They leave. I take a few moments to regroup. Kate wasn’t always such a bully, and she doesn’t hold a candle to her dad. I think Kate not only armored but armed herself too heavily when she left here on that bus for California. Maybe she had to. If only Beth had inherited some of Kate’s courage and kick, and Kate some of her sister’s gentleness. I go in to Emmy. I make her sit up and drink a swallow of water. “Your aunt would want you to eat.”

“She’s not here. She left me. She left us. I wish Mom had died instead.”

“You don’t mean that.”

“Maybe.”

I grab the desk chair and place it close to the bed. I sit down in case she wants to talk some more. I can’t look at the crib.

“Reuben knows how to be hungry,” she says. “He said hunger is part of being Indian. I miss him.” She still seems about seven. “But not as much as you miss Aunt Beth.”

“I’ll be okay.”

“You
won’t
be okay after I leave. You’ll be all alone.”

“I’ll be okay if I know
you
are.”

That’s not what she wanted to hear. “I want to go to sleep.”

I grab a beer from the fridge and head out front to drink it on the steps. I hear Reuben’s nieces and nephews in the trailer next door. I see Teresa pass by the kitchen window. She doesn’t see me because I turned off the porch light. Beth has been in the ground—unbelievable—for more than twenty-four hours. It seems longer. It seems shorter.
Beth.
I put my head down.
My journey without you has begun. Rest, my darling.

Kate and Spencer arrive early. I have to admit that Emmy wouldn’t eat last night. All morning she’s been curled up under the covers, even her head. Spencer tries tempting Emmy with her favorite flavor of Ben & Jerry’s. By noon we are all three exasperated. Emmy may be shy, but she’s also stubborn. Kate goes in alone to be the heavy. At this point, whatever it takes to get Emmy to eat.

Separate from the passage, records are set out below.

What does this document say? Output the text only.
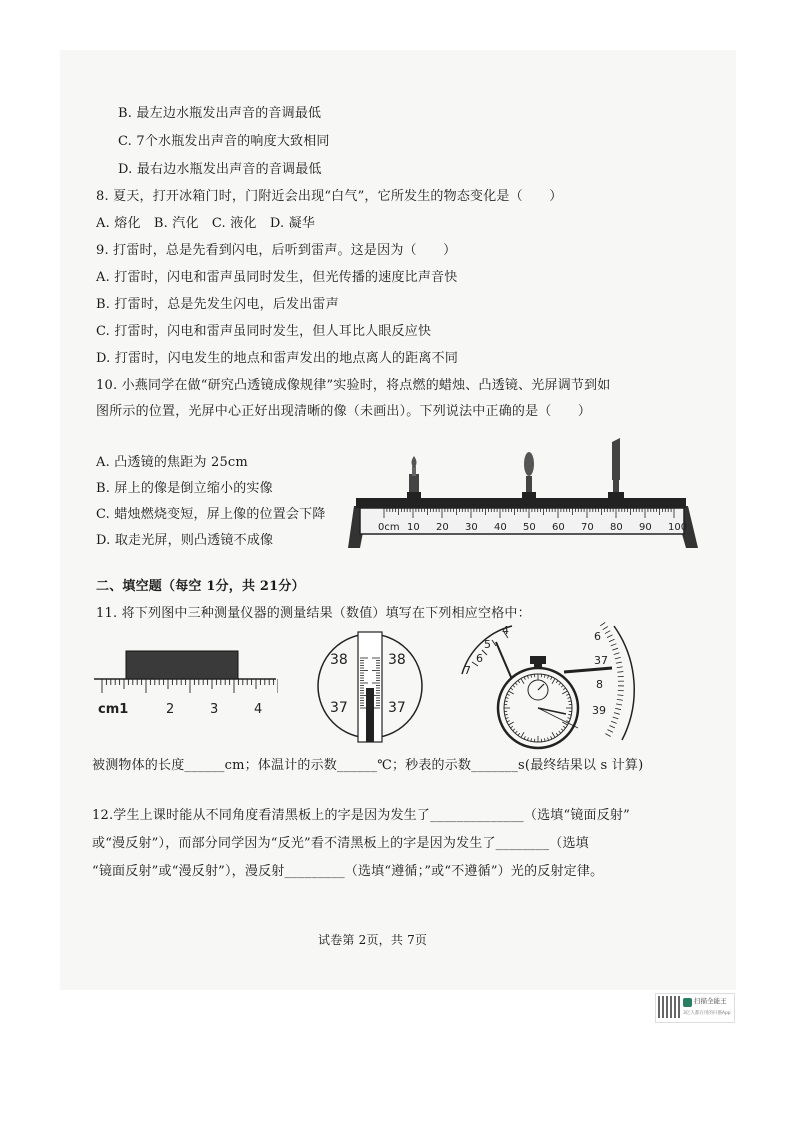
B. 最左边水瓶发出声音的音调最低
C. 7个水瓶发出声音的响度大致相同
D. 最右边水瓶发出声音的音调最低
8. 夏天，打开冰箱门时，门附近会出现“白气”，它所发生的物态变化是（　　）
A. 熔化　B. 汽化　C. 液化　D. 凝华
9. 打雷时，总是先看到闪电，后听到雷声。这是因为（　　）
A. 打雷时，闪电和雷声虽同时发生，但光传播的速度比声音快
B. 打雷时，总是先发生闪电，后发出雷声
C. 打雷时，闪电和雷声虽同时发生，但人耳比人眼反应快
D. 打雷时，闪电发生的地点和雷声发出的地点离人的距离不同
10. 小燕同学在做“研究凸透镜成像规律”实验时，将点燃的蜡烛、凸透镜、光屏调节到如
图所示的位置，光屏中心正好出现清晰的像（未画出）。下列说法中正确的是（　　）
A. 凸透镜的焦距为 25cm
B. 屏上的像是倒立缩小的实像
C. 蜡烛燃烧变短，屏上像的位置会下降
D. 取走光屏，则凸透镜不成像
0cm 10 20 30 40 50 60 70 80 90 100
二、填空题（每空 1分，共 21分）
11. 将下列图中三种测量仪器的测量结果（数值）填写在下列相应空格中：
cm1	2	3	4
38	38
37	37
4
5
6
7
6
37
8
39
被测物体的长度______cm；体温计的示数______℃；秒表的示数_______s(最终结果以 s 计算)
12.学生上课时能从不同角度看清黑板上的字是因为发生了______________（选填“镜面反射”
或“漫反射”），而部分同学因为“反光”看不清黑板上的字是因为发生了________（选填
“镜面反射”或“漫反射”），漫反射_________（选填“遵循；”或“不遵循”）光的反射定律。
试卷第 2页，共 7页
扫描全能王
3亿人都在用的扫描App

It’s been more than twenty-four hours.

“Enough, Emmy,” we hear. “You have to get up. If you don’t eat, you’re going to get sick. We have to pack. We’re leaving in the morning. I know you’re hurting terribly, honey. Things will be better in California. Come on now and get up.”

Spencer and I pace in the living room. Suddenly we hear movements and thuds. Would Kate actually drag Emmy out of bed?

“Spencer! Matt!” Kate calls. We both dash in there. Emmy sits in the corner, by the crib. On the bed and around the floor beside it are the paper birds from the mobile. Was Emmy sleeping with them? She wears the dress Beth made for her. She must’ve changed during the night, but she forgot to button the front. Her bra shows. Kate tries to reach and button the dress, but Emmy pushes her mom’s hands away. Emmy looks up but makes no eye contact with anyone. She coughs. Her throat sounds parched. Then she gags. Spencer passes Kate the water glass so she can hand it to Emmy, but Emmy pushes it away abruptly, and it spills. “Damn it, Emmy,” Kate says. “I’m your mother. We
have
to leave here.” She sounds panicked.

This is the bedroom in which Kate slept off her hangovers and the bruises from truckers. No wonder she wants to leave. I always thought, back then, I was providing Kate a place of reprieve, and in some ways I guess I still was.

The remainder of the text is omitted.